A firewalld ipset keeps a list of addresses under one policy object so zone sources and rich rules do not need repeated address lists. It is useful when the allowed clients change more often than the service rule itself, or when several rules need the same source group.
The example creates a permanent hash:ip ipset named trusted_api and adds one trusted client address. The ipset becomes useful only after another firewalld object references it, so the final steps attach it to a rich rule and verify the rule inventory.
Permanent ipsets are saved under /etc/firewalld/ipsets and are loaded into runtime rules after a reload. Use names with letters, numbers, underscores, or hyphens, and choose the ipset type that matches the entries being stored, such as single IP addresses or network prefixes.
Related: Allow traffic from one source with a rich rule
Related: Assign a source to a firewalld zone
Related: Create a custom firewalld service
$ sudo firewall-cmd --state running
$ sudo firewall-cmd --permanent --get-ipsets
An empty result means no local permanent ipsets are saved.

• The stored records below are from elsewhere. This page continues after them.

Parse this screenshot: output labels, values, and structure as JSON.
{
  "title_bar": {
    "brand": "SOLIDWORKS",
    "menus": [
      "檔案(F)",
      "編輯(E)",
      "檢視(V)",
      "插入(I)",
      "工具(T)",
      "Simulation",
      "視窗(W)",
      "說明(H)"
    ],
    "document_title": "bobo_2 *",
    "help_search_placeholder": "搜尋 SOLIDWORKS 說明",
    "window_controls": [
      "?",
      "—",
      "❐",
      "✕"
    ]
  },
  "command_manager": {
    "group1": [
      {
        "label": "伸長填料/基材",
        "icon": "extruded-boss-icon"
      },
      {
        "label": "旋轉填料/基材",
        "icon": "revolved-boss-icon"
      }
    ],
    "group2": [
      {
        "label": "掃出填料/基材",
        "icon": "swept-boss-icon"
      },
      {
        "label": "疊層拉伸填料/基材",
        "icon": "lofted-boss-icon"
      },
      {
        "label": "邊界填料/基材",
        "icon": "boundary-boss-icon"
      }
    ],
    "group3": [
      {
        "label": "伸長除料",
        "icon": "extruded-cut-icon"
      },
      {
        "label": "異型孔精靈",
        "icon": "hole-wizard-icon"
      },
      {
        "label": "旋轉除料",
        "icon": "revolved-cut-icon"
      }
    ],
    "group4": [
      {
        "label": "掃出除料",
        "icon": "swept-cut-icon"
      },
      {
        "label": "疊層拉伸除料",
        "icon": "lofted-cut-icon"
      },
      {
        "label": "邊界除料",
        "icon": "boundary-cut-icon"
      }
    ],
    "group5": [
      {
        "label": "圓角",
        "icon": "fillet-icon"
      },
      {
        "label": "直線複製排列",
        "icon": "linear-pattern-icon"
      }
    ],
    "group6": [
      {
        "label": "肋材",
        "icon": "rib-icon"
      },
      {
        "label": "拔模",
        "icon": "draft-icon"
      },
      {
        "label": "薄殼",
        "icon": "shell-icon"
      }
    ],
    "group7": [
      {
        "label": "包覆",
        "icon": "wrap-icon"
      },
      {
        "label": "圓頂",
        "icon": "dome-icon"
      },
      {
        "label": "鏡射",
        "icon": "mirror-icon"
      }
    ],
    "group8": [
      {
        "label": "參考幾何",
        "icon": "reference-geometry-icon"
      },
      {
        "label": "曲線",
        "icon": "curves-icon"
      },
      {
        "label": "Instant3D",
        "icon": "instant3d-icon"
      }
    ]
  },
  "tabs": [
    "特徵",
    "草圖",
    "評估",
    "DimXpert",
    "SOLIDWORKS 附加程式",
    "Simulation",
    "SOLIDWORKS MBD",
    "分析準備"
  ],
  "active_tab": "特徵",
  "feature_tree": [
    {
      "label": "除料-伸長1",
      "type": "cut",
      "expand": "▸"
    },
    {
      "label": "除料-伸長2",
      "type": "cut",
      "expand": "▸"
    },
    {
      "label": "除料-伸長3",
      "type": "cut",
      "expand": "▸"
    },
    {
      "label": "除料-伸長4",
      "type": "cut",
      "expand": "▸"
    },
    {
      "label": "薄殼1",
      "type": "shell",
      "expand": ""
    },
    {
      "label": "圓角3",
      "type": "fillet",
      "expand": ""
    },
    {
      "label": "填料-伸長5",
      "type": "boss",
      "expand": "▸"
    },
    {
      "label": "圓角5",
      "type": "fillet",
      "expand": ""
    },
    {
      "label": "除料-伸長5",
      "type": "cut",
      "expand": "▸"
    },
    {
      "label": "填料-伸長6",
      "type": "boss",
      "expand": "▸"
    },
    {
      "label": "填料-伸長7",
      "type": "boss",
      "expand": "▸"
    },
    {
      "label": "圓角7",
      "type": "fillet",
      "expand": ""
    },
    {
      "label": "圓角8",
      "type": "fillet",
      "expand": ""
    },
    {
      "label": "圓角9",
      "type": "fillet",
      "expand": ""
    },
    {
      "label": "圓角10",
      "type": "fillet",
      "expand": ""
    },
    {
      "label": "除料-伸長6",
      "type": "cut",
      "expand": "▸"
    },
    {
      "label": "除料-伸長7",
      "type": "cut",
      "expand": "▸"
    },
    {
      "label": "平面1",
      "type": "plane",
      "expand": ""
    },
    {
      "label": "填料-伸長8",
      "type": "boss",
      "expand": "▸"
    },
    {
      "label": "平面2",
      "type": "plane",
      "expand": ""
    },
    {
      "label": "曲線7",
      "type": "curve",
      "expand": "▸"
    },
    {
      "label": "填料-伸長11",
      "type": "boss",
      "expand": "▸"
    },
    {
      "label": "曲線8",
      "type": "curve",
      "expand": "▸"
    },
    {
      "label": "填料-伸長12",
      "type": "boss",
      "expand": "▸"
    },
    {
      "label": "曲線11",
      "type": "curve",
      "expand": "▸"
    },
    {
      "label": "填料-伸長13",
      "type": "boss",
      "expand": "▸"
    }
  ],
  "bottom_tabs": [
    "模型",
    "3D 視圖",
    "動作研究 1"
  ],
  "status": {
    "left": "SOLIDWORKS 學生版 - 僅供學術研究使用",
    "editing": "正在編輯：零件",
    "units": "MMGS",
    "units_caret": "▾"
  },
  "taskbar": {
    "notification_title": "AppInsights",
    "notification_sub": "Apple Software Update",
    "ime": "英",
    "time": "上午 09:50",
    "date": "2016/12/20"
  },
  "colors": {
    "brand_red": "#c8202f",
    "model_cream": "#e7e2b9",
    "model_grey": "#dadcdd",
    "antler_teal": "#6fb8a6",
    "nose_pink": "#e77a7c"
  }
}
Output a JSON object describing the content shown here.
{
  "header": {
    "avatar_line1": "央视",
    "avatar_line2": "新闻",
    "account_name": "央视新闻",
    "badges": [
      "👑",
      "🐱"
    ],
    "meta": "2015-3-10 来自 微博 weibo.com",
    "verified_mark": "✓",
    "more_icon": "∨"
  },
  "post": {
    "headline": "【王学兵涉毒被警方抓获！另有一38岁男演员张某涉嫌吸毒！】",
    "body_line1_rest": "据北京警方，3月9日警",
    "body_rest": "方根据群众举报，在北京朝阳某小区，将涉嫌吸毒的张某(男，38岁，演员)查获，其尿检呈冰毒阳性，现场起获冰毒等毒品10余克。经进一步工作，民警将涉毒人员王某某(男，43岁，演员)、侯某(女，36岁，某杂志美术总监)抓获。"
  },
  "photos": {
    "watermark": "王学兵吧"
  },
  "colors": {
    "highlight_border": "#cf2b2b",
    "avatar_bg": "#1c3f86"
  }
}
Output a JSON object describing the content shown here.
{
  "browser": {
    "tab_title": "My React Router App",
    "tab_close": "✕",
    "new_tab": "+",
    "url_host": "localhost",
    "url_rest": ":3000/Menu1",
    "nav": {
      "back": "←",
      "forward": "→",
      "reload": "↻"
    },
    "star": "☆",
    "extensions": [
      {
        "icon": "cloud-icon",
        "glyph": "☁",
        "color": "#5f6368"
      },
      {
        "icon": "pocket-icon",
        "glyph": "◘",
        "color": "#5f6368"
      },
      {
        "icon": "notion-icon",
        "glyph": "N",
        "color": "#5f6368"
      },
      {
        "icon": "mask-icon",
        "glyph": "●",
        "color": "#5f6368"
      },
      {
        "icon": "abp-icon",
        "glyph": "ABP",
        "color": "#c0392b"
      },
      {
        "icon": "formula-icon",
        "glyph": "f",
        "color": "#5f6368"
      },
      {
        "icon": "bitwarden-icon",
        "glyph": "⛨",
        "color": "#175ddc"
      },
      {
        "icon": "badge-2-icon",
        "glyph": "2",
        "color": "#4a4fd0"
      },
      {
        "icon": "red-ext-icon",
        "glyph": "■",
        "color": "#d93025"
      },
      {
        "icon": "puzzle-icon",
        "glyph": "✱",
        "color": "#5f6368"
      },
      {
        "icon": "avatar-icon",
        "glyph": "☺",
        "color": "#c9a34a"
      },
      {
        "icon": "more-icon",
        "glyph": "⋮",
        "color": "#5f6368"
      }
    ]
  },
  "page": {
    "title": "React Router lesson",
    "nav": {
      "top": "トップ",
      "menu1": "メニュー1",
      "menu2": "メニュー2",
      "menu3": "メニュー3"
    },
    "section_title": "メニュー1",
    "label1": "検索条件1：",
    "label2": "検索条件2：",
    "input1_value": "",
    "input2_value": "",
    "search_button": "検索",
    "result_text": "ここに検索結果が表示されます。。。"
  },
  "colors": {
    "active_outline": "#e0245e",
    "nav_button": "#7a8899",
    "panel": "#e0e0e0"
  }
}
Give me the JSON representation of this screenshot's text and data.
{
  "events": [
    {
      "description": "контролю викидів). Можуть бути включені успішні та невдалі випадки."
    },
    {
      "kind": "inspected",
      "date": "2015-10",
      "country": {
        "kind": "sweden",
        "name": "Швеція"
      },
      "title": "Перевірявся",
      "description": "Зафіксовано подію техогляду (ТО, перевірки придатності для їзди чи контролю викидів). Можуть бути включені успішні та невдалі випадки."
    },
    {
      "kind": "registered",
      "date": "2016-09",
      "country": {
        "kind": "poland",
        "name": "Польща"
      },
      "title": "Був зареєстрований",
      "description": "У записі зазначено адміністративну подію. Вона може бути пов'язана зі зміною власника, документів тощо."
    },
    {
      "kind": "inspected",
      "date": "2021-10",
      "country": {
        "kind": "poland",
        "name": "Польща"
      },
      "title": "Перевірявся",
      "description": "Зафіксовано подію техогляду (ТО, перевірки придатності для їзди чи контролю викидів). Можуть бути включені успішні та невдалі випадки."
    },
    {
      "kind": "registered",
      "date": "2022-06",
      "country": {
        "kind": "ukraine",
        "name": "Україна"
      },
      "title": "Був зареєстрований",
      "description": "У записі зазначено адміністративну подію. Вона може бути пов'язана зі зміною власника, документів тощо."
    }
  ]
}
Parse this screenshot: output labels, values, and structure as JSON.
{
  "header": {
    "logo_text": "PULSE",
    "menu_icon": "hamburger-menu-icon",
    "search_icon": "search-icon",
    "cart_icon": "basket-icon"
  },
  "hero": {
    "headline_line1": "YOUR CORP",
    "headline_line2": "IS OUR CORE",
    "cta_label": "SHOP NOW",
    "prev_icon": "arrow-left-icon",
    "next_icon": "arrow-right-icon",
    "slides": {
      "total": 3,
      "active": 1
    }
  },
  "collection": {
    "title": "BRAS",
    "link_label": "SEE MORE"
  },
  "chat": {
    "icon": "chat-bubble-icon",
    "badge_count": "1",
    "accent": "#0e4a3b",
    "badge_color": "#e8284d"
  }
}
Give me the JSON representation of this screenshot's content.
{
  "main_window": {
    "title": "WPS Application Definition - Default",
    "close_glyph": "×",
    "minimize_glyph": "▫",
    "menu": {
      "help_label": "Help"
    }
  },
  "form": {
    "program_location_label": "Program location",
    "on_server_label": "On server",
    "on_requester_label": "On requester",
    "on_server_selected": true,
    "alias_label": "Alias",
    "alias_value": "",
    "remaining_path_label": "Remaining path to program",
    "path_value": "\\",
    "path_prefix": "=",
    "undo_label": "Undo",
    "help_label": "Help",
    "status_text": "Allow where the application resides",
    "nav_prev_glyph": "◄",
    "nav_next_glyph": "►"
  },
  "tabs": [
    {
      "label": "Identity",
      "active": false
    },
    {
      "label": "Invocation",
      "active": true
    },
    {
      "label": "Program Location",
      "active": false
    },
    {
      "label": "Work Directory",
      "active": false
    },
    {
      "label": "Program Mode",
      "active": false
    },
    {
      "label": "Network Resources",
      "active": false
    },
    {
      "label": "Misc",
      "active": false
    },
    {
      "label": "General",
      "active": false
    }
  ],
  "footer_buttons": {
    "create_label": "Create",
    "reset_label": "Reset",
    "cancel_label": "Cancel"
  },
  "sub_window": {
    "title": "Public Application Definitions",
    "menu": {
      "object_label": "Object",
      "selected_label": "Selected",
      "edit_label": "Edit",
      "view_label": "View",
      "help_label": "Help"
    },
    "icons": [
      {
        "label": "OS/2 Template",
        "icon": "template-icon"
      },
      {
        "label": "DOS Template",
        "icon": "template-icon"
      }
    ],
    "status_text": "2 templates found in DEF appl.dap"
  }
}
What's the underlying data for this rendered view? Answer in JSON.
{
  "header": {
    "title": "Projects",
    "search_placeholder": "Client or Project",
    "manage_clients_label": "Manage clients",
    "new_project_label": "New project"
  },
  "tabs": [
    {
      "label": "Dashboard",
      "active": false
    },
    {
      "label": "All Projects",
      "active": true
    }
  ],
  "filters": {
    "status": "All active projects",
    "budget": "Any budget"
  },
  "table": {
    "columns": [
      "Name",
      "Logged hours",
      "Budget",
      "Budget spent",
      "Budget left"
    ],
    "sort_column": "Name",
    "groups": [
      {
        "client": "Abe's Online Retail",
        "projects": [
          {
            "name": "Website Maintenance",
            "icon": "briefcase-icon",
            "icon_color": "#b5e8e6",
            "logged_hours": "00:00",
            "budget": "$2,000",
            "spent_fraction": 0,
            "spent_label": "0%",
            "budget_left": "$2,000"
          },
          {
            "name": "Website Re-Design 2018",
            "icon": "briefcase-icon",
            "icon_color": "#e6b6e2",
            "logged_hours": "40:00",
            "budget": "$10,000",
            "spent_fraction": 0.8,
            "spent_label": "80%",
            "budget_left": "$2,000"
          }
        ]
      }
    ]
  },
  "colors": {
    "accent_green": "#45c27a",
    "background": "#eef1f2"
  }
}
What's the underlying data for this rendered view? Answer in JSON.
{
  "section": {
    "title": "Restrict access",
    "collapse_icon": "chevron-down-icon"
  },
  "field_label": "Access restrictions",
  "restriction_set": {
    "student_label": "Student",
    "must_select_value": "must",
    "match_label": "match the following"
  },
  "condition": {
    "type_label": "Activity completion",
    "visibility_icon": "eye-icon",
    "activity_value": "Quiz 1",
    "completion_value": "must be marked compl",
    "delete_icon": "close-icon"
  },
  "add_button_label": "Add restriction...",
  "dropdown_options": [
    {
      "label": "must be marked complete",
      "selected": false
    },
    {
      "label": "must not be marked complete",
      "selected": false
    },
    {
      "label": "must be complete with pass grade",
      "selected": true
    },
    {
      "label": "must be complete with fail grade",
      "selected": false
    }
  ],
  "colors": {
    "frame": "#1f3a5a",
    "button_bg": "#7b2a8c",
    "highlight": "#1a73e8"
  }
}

$ sudo firewall-cmd --permanent --new-ipset=trusted_api --type=hash:ip success
Use hash:net instead when entries are networks such as 10.77.0.0/24 rather than single addresses.
$ sudo firewall-cmd --permanent --ipset=trusted_api --add-entry=10.77.0.10 success
$ sudo firewall-cmd --permanent --ipset=trusted_api --query-entry=10.77.0.10 yes
$ sudo firewall-cmd --permanent --info-ipset=trusted_api trusted_api type: hash:ip options: entries: 10.77.0.10
$ sudo firewall-cmd --permanent --zone=public --add-rich-rule='rule family="ipv4" source ipset="trusted_api" port port="8443" protocol="tcp" accept' success
The ipset reference is source ipset="trusted_api". Use a source-zone assignment instead when every rule in a dedicated zone should apply to the same address set.
$ sudo firewall-cmd --check-config success
$ sudo firewall-cmd --reload success
$ sudo firewall-cmd --ipset=trusted_api --get-entries 10.77.0.10
$ sudo firewall-cmd --zone=public --list-rich-rules rule family="ipv4" source ipset="trusted_api" port port="8443" protocol="tcp" accept
$ nc -vz app01.example.net 8443 Connection to app01.example.net 8443 port [tcp/*] succeeded!
If the connection still fails, confirm the client source address as seen by the server and check that no broader zone, policy, or upstream firewall is handling the packet first.